I looked through the interfaces, and tried a few, but nothing in there seems to fit my purpose…
Technically this should just be possible, the launcher (snap-confine) creates /dev/pts/ptmx by default and you should be able to access it … perhaps @jdstrand has any deeper insight here ?
Ok, so I did some more debugging, thinking that the software code was the issue.
All ran fine outside of the .snap - and caused permission problems inside the .snap.
As it turned out, using the opengl plugin seems to have caused the issues.
Thanks for continuing to push on this and sorry for my late response (holiday, critical snapd issues). For posterity, I will point out that snap-confine sets up a devpts newinstance and adds /dev/tty, /dev/console and /dev/pts/ptmx to the device cgroup when the cgroup is in effect.

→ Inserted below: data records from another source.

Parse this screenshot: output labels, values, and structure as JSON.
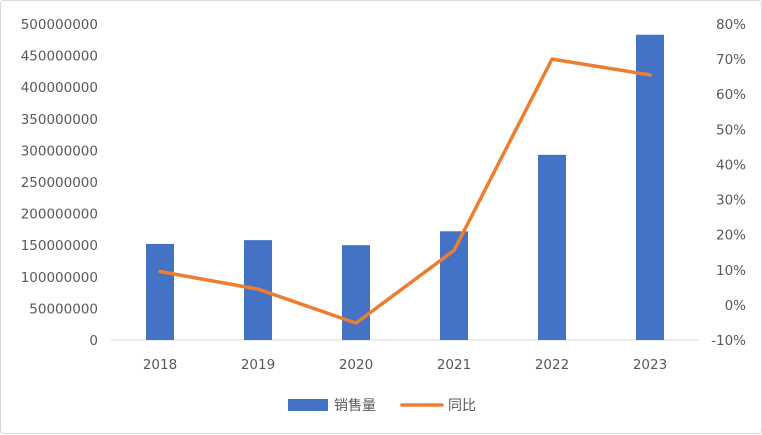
{
  "chart_data": {
    "type": "bar+line",
    "title": "",
    "categories": [
      "2018",
      "2019",
      "2020",
      "2021",
      "2022",
      "2023"
    ],
    "series": [
      {
        "name": "销售量",
        "type": "bar",
        "axis": "left",
        "color": "#4472c4",
        "values": [
          152000000,
          158000000,
          150000000,
          172000000,
          293000000,
          483000000
        ]
      },
      {
        "name": "同比",
        "type": "line",
        "axis": "right",
        "color": "#ed7d31",
        "values": [
          0.095,
          0.045,
          -0.052,
          0.155,
          0.7,
          0.655
        ]
      }
    ],
    "y_left": {
      "min": 0,
      "max": 500000000,
      "step": 50000000,
      "tick_labels": [
        "0",
        "50000000",
        "100000000",
        "150000000",
        "200000000",
        "250000000",
        "300000000",
        "350000000",
        "400000000",
        "450000000",
        "500000000"
      ]
    },
    "y_right": {
      "min": -0.1,
      "max": 0.8,
      "step": 0.1,
      "tick_labels": [
        "-10%",
        "0%",
        "10%",
        "20%",
        "30%",
        "40%",
        "50%",
        "60%",
        "70%",
        "80%"
      ]
    },
    "grid": false,
    "legend": "bottom"
  }
}
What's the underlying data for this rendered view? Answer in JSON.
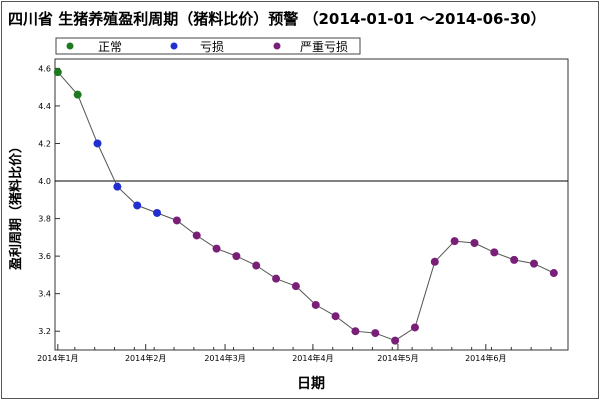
{
  "chart_data": {
    "type": "line",
    "title": "四川省 生猪养殖盈利周期（猪料比价）预警 （2014-01-01 ～2014-06-30）",
    "xlabel": "日期",
    "ylabel": "盈利周期（猪料比价）",
    "ylim": [
      3.1,
      4.65
    ],
    "yticks": [
      "3.2",
      "3.4",
      "3.6",
      "3.8",
      "4.0",
      "4.2",
      "4.4",
      "4.6"
    ],
    "xlim": [
      "2013-12-31",
      "2014-06-30"
    ],
    "xticks": [
      {
        "date": "2014-01-01",
        "label": "2014年1月"
      },
      {
        "date": "2014-02-01",
        "label": "2014年2月"
      },
      {
        "date": "2014-03-01",
        "label": "2014年3月"
      },
      {
        "date": "2014-04-01",
        "label": "2014年4月"
      },
      {
        "date": "2014-05-01",
        "label": "2014年5月"
      },
      {
        "date": "2014-06-01",
        "label": "2014年6月"
      }
    ],
    "reference_line": 4.0,
    "grid": false,
    "legend_position": "top",
    "legend": [
      {
        "key": "normal",
        "label": "正常",
        "color": "#1f7a1f"
      },
      {
        "key": "loss",
        "label": "亏损",
        "color": "#1f2fd0"
      },
      {
        "key": "severe",
        "label": "严重亏损",
        "color": "#7a1f78"
      }
    ],
    "points": [
      {
        "x": "2014-01-01",
        "y": 4.58,
        "status": "normal"
      },
      {
        "x": "2014-01-08",
        "y": 4.46,
        "status": "normal"
      },
      {
        "x": "2014-01-15",
        "y": 4.2,
        "status": "loss"
      },
      {
        "x": "2014-01-22",
        "y": 3.97,
        "status": "loss"
      },
      {
        "x": "2014-01-29",
        "y": 3.87,
        "status": "loss"
      },
      {
        "x": "2014-02-05",
        "y": 3.83,
        "status": "loss"
      },
      {
        "x": "2014-02-12",
        "y": 3.79,
        "status": "severe"
      },
      {
        "x": "2014-02-19",
        "y": 3.71,
        "status": "severe"
      },
      {
        "x": "2014-02-26",
        "y": 3.64,
        "status": "severe"
      },
      {
        "x": "2014-03-05",
        "y": 3.6,
        "status": "severe"
      },
      {
        "x": "2014-03-12",
        "y": 3.55,
        "status": "severe"
      },
      {
        "x": "2014-03-19",
        "y": 3.48,
        "status": "severe"
      },
      {
        "x": "2014-03-26",
        "y": 3.44,
        "status": "severe"
      },
      {
        "x": "2014-04-02",
        "y": 3.34,
        "status": "severe"
      },
      {
        "x": "2014-04-09",
        "y": 3.28,
        "status": "severe"
      },
      {
        "x": "2014-04-16",
        "y": 3.2,
        "status": "severe"
      },
      {
        "x": "2014-04-23",
        "y": 3.19,
        "status": "severe"
      },
      {
        "x": "2014-04-30",
        "y": 3.15,
        "status": "severe"
      },
      {
        "x": "2014-05-07",
        "y": 3.22,
        "status": "severe"
      },
      {
        "x": "2014-05-14",
        "y": 3.57,
        "status": "severe"
      },
      {
        "x": "2014-05-21",
        "y": 3.68,
        "status": "severe"
      },
      {
        "x": "2014-05-28",
        "y": 3.67,
        "status": "severe"
      },
      {
        "x": "2014-06-04",
        "y": 3.62,
        "status": "severe"
      },
      {
        "x": "2014-06-11",
        "y": 3.58,
        "status": "severe"
      },
      {
        "x": "2014-06-18",
        "y": 3.56,
        "status": "severe"
      },
      {
        "x": "2014-06-25",
        "y": 3.51,
        "status": "severe"
      }
    ]
  }
}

You mentioned something about the ‘opengl plugin’-- is this something specific to your application or did you mean to say ‘opengl snapd interface’ (which might indicate a snapd issue)?
Can you supply a small reproducer that demonstrates the issue? A C file or similar source code is fine. Please give the output of ‘snap version’ as well as indicate what distribution you are seeing the problem (eg, Ubuntu Core 16, 16.04 LTS, something else…). With that I can try to track this down.
Ok, this is more of the expanded udev tagging fallout. What is happening is that without connecting opengl, no devices are udev tagged and so no device cgroup is used for the snap. In 2.28+, the opengl interface udev tags a couple of devices and when the interface is connected, the /dev/pts/* slaves are not added to the cgroup. snap-confine needs to add this to the device cgroup unconditionally c 136:* rwm (unconditionally because we use a devpts newinstance, so this is safe).
This can be proven like so:
$ snap run --shell testcase
...$ testcase$SNAP/command-testcase.wrapper
open masterfd: Success
open slavedevice: Operation not permitted
# in another terminal
$ sudo sh -c "echo 'c 136:* rwm' > /sys/fs/cgroup/devices/snap.testcase.testcase/devices.allow"
# in the snap run --shell terminal
...$ $SNAP/command-testcase.wrapper
open masterfd: Success
open slavedevice: Success
We’ll get this fixed up for you. As for workarounds, you can use a devmode snap with core from the beta channel.